"He was all I had—all I cared for. And you plotted, and planned, and stole him from me—with your silly baby face."
"It's not true," wept Ephie. "How could I? I didn't know anything about you. He ... he never spoke of you."
Louise laughed. "Oh, I can believe that! And you thought, didn't you, you poor little fool, that he only cared for you? That was why my name was never mentioned. He didn't need to scheme, and contrive, and lie, lie abominably, for fear I should come to hear what he was doing!"
"No, indeed," sobbed Ephie. "Never! And you've no right to say such things of him."
"I no right?" Louise drew herself up. "No right to say what I like of him? Are you going to tell me what I shall say and what I shan't of the man I loved?—yes, and who loved me, too, but in a way you couldn't understand you who think all you have to do is to smile your silly smile, and spoil another person's life. You didn't know, no, of course not!—didn't know this was his room as well as mine. Look, his music is still lying on the piano; that's the chair he sat in, not many days ago; here," she took Ephie by the shoulder and drew her behind the screen, where a small door, papered like the wall, gave, direct from the stair-head, a second entrance to the room—"here's the door he came in at.—For he came as he liked, whenever he chose."
"It's not true; it can't be true," said Ephie, and raised her tear-stained face defiantly. "We are engaged—since the summer. He's coming back to marry me soon."
"He's coming back to marry you!" echoed Louise in a blank voice. "He's coming back to marry you!"
She moved a few steps away, and stood by the writing-table, looking dazed, as if she did not understand. Then she laughed.
Ephie cried with renewed bitterness. "I want to go home."

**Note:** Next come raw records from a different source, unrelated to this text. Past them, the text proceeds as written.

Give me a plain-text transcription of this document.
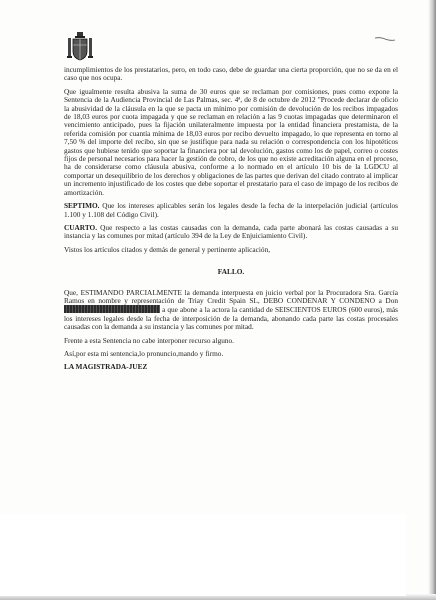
incumplimientos de los prestatarios, pero, en todo caso, debe de guardar una cierta proporción, que no se da en el caso que nos ocupa.

Que igualmente resulta abusiva la suma de 30 euros que se reclaman por comisiones, pues como expone la Sentencia de la Audiencia Provincial de Las Palmas, sec. 4ª, de 8 de octubre de 2012 "Procede declarar de oficio la abusividad de la cláusula en la que se pacta un mínimo por comisión de devolución de los recibos impagados de 18,03 euros por cuota impagada y que se reclaman en relación a las 9 cuotas impagadas que determinaron el vencimiento anticipado, pues la fijación unilateralmente impuesta por la entidad financiera prestamista, de la referida comisión por cuantía mínima de 18,03 euros por recibo devuelto impagado, lo que representa en torno al 7,50 % del importe del recibo, sin que se justifique para nada su relación o correspondencia con los hipotéticos gastos que hubiese tenido que soportar la financiera por tal devolución, gastos como los de papel, correo o costes fijos de personal necesarios para hacer la gestión de cobro, de los que no existe acreditación alguna en el proceso, ha de considerarse como cláusula abusiva, conforme a lo normado en el artículo 10 bis de la LGDCU al comportar un desequilibrio de los derechos y obligaciones de las partes que derivan del citado contrato al implicar un incremento injustificado de los costes que debe soportar el prestatario para el caso de impago de los recibos de amortización.

SEPTIMO. Que los intereses aplicables serán los legales desde la fecha de la interpelación judicial (artículos 1.100 y 1.108 del Código Civil).

CUARTO. Que respecto a las costas causadas con la demanda, cada parte abonará las costas causadas a su instancia y las comunes por mitad (artículo 394 de la Ley de Enjuiciamiento Civil).

Vistos los artículos citados y demás de general y pertinente aplicación,

FALLO.

Que, ESTIMANDO PARCIALMENTE la demanda interpuesta en juicio verbal por la Procuradora Sra. García Ramos en nombre y representación de Triay Credit Spain SL, DEBO CONDENAR Y CONDENO a Don  a que abone a la actora la cantidad de SEISCIENTOS EUROS (600 euros), más los intereses legales desde la fecha de interposición de la demanda, abonando cada parte las costas procesales causadas con la demanda a su instancia y las comunes por mitad.

Frente a esta Sentencia no cabe interponer recurso alguno.

Así,por esta mi sentencia,lo pronuncio,mando y firmo.

LA MAGISTRADA-JUEZ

But Maurice did not pay any attention to her. He was watching Louise, with a growing dismay. For she continued to laugh, in a breathless way, with a catch in the throat, which made the laughter sound like sobbing. On his approaching her, she tried to check herself, but without success. She wiped her lips, and pressed her handkerchief to them, then took the handkerchief between her teeth and bit it. She crossed to the window, and stood with her back to the others; but she could not stop laughing. She went behind the low, broad screen that divided the room, and sat down on the edge of the bed; but still she had to laugh on. She came out again into the other part of the room, and saw Maurice pale and concerned, and Ephie's tears dried through pure fear; but the sight of these two made her laugh more violently than before. She held her face in her hands, and pressed her jaws together as though she would break them; for they shook with a nervous convulsion. Her whole body began to shake, with the efforts she made at repression.